Friday, July 06, 2012

Open machine design as compared to open-source software

http://en.wikipedia.org/wiki/Open_design

Great stuff, with the flood of new 3D printers, people will be able to make their own devices at home. Granted the general consumer will probably never do this, but there will be a growing community of people who will reinvent products as we understand it today.  It will allow for a rapid evolution of physical objects that can now evolve at software speeds. 
The implications of this for mechanical things like cars and bicycles will be profound , but what will be even more profound will be the evolution of robotic devices. Devices of complexity well beyond what any small company or hobbyist or manager in some corporation would ever dare attempt.
Devices with millions of moving parts will not be a challenge, they will be printed already assembled.

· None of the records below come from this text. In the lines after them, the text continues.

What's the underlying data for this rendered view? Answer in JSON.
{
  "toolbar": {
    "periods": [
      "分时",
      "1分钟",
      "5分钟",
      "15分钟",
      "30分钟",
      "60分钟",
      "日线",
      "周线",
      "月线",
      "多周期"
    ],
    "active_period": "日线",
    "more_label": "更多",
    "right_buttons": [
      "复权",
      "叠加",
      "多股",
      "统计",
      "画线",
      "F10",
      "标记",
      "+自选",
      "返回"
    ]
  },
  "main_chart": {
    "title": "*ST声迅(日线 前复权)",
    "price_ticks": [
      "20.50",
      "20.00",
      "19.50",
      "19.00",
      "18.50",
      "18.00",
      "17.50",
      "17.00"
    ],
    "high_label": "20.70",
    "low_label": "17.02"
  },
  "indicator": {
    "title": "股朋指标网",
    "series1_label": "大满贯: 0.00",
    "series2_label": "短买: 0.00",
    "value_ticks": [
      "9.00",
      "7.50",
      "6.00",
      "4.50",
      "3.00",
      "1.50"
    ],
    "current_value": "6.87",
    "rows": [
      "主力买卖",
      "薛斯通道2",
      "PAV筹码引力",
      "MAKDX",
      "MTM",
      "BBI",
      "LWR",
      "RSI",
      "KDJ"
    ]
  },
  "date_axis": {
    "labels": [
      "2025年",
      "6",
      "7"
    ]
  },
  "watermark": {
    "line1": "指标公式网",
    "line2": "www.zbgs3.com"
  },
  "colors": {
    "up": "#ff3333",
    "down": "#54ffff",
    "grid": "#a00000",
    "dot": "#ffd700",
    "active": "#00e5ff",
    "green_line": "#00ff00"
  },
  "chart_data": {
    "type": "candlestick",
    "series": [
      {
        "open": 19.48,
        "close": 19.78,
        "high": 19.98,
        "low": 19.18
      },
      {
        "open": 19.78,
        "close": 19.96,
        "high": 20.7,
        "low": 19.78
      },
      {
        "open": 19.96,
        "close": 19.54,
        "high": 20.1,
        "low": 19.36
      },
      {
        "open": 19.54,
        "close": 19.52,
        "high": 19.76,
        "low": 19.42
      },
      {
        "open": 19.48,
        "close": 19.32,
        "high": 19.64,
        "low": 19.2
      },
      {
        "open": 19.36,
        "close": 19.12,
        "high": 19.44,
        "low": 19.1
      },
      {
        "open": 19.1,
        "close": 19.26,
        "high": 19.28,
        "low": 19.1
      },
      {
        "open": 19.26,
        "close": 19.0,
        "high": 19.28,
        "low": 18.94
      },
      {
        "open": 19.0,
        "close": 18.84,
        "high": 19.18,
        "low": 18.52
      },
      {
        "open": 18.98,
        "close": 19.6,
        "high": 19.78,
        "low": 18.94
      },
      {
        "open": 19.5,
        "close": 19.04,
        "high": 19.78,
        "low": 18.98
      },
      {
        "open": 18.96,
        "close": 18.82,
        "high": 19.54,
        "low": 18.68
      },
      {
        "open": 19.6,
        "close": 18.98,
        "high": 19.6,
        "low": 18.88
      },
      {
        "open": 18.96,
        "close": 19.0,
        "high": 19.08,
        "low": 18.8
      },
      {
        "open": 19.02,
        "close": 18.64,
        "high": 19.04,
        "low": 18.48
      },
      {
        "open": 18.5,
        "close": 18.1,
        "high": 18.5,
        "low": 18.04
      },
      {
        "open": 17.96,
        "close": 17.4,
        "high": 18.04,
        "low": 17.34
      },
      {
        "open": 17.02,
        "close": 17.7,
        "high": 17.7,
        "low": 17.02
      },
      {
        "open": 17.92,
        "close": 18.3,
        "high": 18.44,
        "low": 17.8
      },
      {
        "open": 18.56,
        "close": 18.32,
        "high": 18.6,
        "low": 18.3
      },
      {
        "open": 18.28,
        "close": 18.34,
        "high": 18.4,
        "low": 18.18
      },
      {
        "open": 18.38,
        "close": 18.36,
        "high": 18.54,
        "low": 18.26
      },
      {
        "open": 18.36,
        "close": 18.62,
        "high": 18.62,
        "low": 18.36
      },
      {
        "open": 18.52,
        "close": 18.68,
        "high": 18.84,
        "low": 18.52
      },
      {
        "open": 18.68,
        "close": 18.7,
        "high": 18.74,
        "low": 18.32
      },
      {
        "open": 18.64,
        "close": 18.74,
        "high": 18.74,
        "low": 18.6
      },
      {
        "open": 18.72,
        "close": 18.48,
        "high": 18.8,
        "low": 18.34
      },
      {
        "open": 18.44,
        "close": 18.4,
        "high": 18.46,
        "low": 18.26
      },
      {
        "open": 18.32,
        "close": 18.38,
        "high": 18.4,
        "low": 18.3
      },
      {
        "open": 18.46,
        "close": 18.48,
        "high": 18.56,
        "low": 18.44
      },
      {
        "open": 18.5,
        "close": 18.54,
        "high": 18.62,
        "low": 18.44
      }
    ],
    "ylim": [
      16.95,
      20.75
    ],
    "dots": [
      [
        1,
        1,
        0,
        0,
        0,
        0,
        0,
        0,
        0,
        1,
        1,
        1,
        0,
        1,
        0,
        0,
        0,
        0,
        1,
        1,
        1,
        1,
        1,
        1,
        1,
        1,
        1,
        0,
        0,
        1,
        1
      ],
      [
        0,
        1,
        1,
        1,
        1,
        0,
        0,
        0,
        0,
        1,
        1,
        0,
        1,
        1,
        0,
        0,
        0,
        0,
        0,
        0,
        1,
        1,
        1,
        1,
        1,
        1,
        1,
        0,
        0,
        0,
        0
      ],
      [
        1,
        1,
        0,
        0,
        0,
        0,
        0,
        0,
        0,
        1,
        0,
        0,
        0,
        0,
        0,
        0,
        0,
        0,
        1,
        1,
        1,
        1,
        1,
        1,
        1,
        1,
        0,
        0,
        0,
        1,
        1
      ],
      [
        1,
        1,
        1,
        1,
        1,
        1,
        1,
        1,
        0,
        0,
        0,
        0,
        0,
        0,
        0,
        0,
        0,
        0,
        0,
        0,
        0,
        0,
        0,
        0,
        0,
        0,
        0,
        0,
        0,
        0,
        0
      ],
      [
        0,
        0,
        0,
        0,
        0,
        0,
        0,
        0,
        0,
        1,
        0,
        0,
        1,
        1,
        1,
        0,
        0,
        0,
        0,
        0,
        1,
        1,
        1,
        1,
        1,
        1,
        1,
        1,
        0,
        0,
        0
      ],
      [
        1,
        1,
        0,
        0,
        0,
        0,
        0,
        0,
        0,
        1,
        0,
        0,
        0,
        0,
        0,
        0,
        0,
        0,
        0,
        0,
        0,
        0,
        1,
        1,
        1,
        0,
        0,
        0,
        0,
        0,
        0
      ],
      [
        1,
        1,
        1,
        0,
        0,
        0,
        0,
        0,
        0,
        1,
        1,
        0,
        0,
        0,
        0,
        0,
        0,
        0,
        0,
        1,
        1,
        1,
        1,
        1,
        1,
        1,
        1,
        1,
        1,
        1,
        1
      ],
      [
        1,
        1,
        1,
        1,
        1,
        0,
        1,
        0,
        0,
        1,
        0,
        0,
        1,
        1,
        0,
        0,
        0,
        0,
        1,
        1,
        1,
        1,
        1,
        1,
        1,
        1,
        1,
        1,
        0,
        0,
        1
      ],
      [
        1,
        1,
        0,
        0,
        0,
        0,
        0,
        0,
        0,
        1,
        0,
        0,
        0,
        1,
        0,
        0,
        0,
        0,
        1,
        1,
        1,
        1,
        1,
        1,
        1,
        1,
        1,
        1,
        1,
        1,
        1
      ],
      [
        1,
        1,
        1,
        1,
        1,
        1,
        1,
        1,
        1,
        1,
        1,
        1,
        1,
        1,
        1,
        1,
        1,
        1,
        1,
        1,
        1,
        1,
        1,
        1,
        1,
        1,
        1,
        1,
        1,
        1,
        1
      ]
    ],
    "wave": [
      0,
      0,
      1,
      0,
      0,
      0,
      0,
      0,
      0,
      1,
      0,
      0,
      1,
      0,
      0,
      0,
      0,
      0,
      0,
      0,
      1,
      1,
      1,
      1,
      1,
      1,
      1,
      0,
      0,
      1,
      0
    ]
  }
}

It be open designs free or inexpensive off the Internet where the hardest part will be choosing which one to print.


It will take almost no effort to print one any more then it is today to make a photocopy down at Kinko's or if your own your own printer, simply checking the ink and pressing the print button.



Remember how is was to make a copy of a paper before photocopies and printers with mechanical type writers? How much of an improvement we have now with scanners and printers.

Well the level of improvement for reproduction of mechanical devices is starting to experience that same leap but this is a much larger improvement over current machining technology. This is very much like stepping up from monks with years of study and training making hand coped manuscripts leaping straight to inexpensive personal color photo quality printers.

The speed and ease in which you can reproduce prototypes, design and best yet even evolve them in a virtual world will be astonishing.  Creature will literally be able to walk out of a game like spore to walking across your kitchen table in a few hours.